Consumers are increasingly interested in sustainability, and are considering it more and more in their purchasing decisions. Realizing this, retailers are looking across their businesses for ways to improve their social and environmental responsibility. However, potatoes present a unique challenge. On the one hand, consumers and retailers are concerned about sustainability. Meeting this need by improving potato packaging’s environmental footprint offers the opportunity to help differentiate one’s brand. On the other hand, however, potatoes exist in a commodity market. Any added cost to the packaging side can seem impossible for a packer to absorb. Can improving sustainability make sense for a packing facility if doing so costs more?
Over the years, some environmentally friendly packaging options have surfaced, but most options suffered from issues with the quality of the packaging, the ability to pack efficiently, cost, and true environmental value. More recently, however, there have been significant advancements to sustainable packaging options.
A large segment of potatoes are packed in entirely or largely polyethylene (PE) bags. Significant opportunity exists for market penetration by a more sustainable PE package option, so long as it runs efficiently on packing equipment and is a reasonable price. Following very substantial research and development, a PE containing a significant amount of potato starch and other natural starches is now available. This special PE blend can give up to a 35 per cent improvement in sustainability over traditional PE at a packout price increase of just one to two per cent. The latest generation of starch PE is almost indistinguishable from standard PE from a packing and shelf appearance standpoint.
If you can’t tell the difference, then what’s the point? It all comes down to branding. Advertising the sustainability improvement on the packaging is a huge opportunity to create a value association between the brand and a customer’s sustainability priority, thereby building a relationship between the brand and the customer.
A company’s environmental choices are viewed as a key element of its corporate social responsibility.

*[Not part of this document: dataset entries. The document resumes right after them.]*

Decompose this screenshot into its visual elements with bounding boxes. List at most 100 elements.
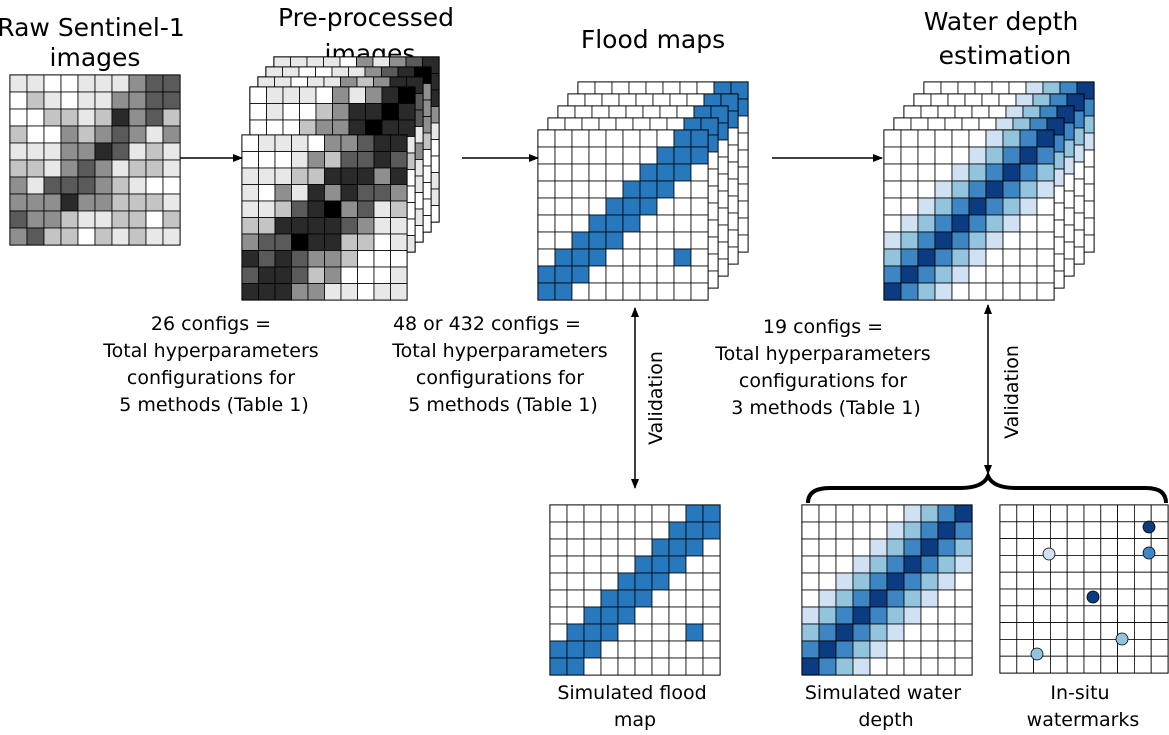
simulated-flood-cell [600,504,619,523]
simulated-flood-cell [685,504,704,523]
watermarks-cell [1150,588,1169,607]
depth-map-cell [985,214,1004,233]
depth-map-cell [985,282,1004,301]
in-situ-watermarks-grid [999,504,1169,674]
simulated-depth-cell [903,606,922,625]
depth-map-cell [1002,231,1021,250]
raw-image-cell [9,159,28,178]
watermarks-cell [1033,588,1051,607]
simulated-depth-cell [852,504,871,523]
preprocessed-image-cell [307,217,325,235]
flood-map-cell [605,180,624,199]
simulated-depth-cell [818,504,837,523]
flood-map-cell [588,129,607,148]
depth-map-cell [1002,146,1021,165]
watermarks-cell [999,504,1018,523]
simulated-depth-cell [801,504,820,523]
flood-map-cell [537,163,556,182]
simulated-flood-cell [600,589,619,608]
flood-map-cell [622,129,641,148]
depth-map-cell [1036,163,1055,182]
flood-map-cell [639,214,658,233]
depth-map-cell [883,129,902,148]
depth-map-cell [883,231,902,250]
flood-map-cell [588,146,607,165]
simulated-flood-cell [668,521,687,540]
depth-map-cell [917,248,936,267]
simulated-flood-cell [583,521,602,540]
simulated-flood-cell [549,504,568,523]
flood-map-cell [690,129,709,148]
validation-label-flood: Validation [645,351,667,445]
simulated-flood-cell [600,572,619,591]
watermarks-cell [1050,622,1068,640]
depth-map-cell [968,282,987,301]
depth-map-cell [985,180,1004,199]
simulated-flood-cell [549,521,568,540]
depth-map-cell [900,163,919,182]
simulated-flood-cell [668,504,687,523]
preprocessed-image-cell [274,283,292,301]
simulated-flood-cell [600,657,619,676]
preprocessed-image-cell [390,200,408,218]
simulated-depth-cell [818,589,837,608]
depth-map-cell [968,129,987,148]
flood-map-cell [588,214,607,233]
preprocessed-image-cell [258,250,276,268]
preprocessed-layer-cell [365,103,383,121]
simulated-flood-cell [617,623,636,642]
depth-map-cell [985,197,1004,216]
depth-map-cell [1036,282,1055,301]
depth-map-cell [951,180,970,199]
watermarks-cell [1016,538,1034,556]
simulated-flood-cell [702,572,721,591]
depth-map-cell [1002,248,1021,267]
watermarks-cell [999,571,1018,590]
simulated-depth-cell [852,623,871,642]
simulated-depth-cell [937,589,956,608]
raw-image-cell [77,74,96,93]
simulated-flood-cell [634,572,653,591]
watermarks-cell [1100,605,1119,623]
watermarks-cell [1083,571,1102,590]
simulated-depth-cell [852,589,871,608]
simulated-depth-cell [903,623,922,642]
stage-title-preprocessed: Pre-processed images [278,3,462,68]
raw-image-cell [9,125,28,144]
simulated-depth-cell [801,623,820,642]
flood-map-cell [554,265,573,284]
simulated-depth-cell [954,589,973,608]
preprocessed-image-cell [324,200,342,218]
simulated-flood-cell [685,589,704,608]
raw-image-cell [77,159,96,178]
depth-map-cell [917,214,936,233]
preprocessed-image-cell [357,200,375,218]
watermarks-cell [1134,639,1152,657]
raw-image-cell [128,210,147,229]
simulated-water-depth-grid [801,504,973,676]
simulated-flood-cell [617,640,636,659]
raw-image-cell [9,91,28,110]
stage-title-raw: Raw Sentinel-1 images [0,13,193,72]
preprocessed-image-cell [258,283,276,301]
flood-map-cell [554,129,573,148]
raw-image-cell [43,193,62,212]
raw-image-cell [94,159,113,178]
preprocessed-image-cell [340,151,358,169]
preprocessed-layer-cell [348,103,366,121]
simulated-depth-cell [886,572,905,591]
watermarks-cell [999,555,1018,573]
simulated-depth-cell [886,504,905,523]
flood-map-cell [537,248,556,267]
simulated-depth-cell [920,521,939,540]
preprocessed-image-cell [241,266,259,284]
simulated-flood-cell [549,606,568,625]
depth-map-cell [934,197,953,216]
raw-image-cell [111,227,130,246]
preprocessed-image-cell [390,151,408,169]
preprocessed-image-cell [274,184,292,202]
flood-map-cell [554,197,573,216]
simulated-depth-cell [954,504,973,523]
flood-map-cell [690,180,709,199]
watermarks-cell [1016,655,1034,674]
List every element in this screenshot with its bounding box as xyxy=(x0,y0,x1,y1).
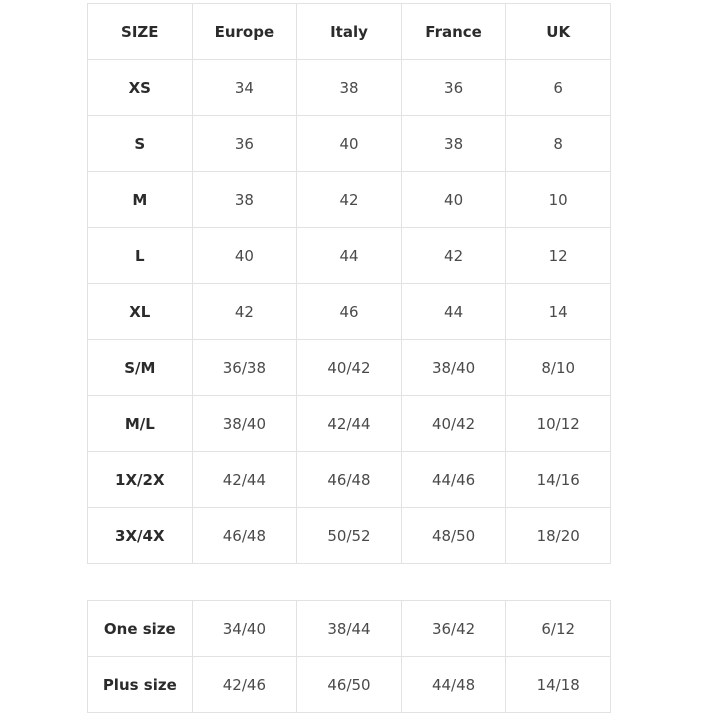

According to recent research by Cone Communications and independent marketing analytics specialist, Ebiquity:
- 84% of people consider corporate social responsibility when deciding what to buy or where to shop,
- 82% of people consider corporate social responsibility when deciding which products and services to recommend to others,
- 90% of consumers would switch brands to one that is associated with a good cause, given similar price or quality, and
- nine in 10 consumers will make a purchase or boycott a purchase based on a company’s corporate social responsibility practices.
Mega-chains from Walmart to McDonald’s to Loblaws now have stated sustainability improvement targets. Because the biggest share of their overall environment footprint depends on their supply chain’s choices, these companies are starting to demand sustainability improvements backwards up the value chain.
As consumers continue to look to retailers for sustainable options, retailers will turn to the packers, and the packaging market will dramatically change. The opportunity to get noticed is now: the first packers to create a brand image of sustainability will have a big advantage going forward.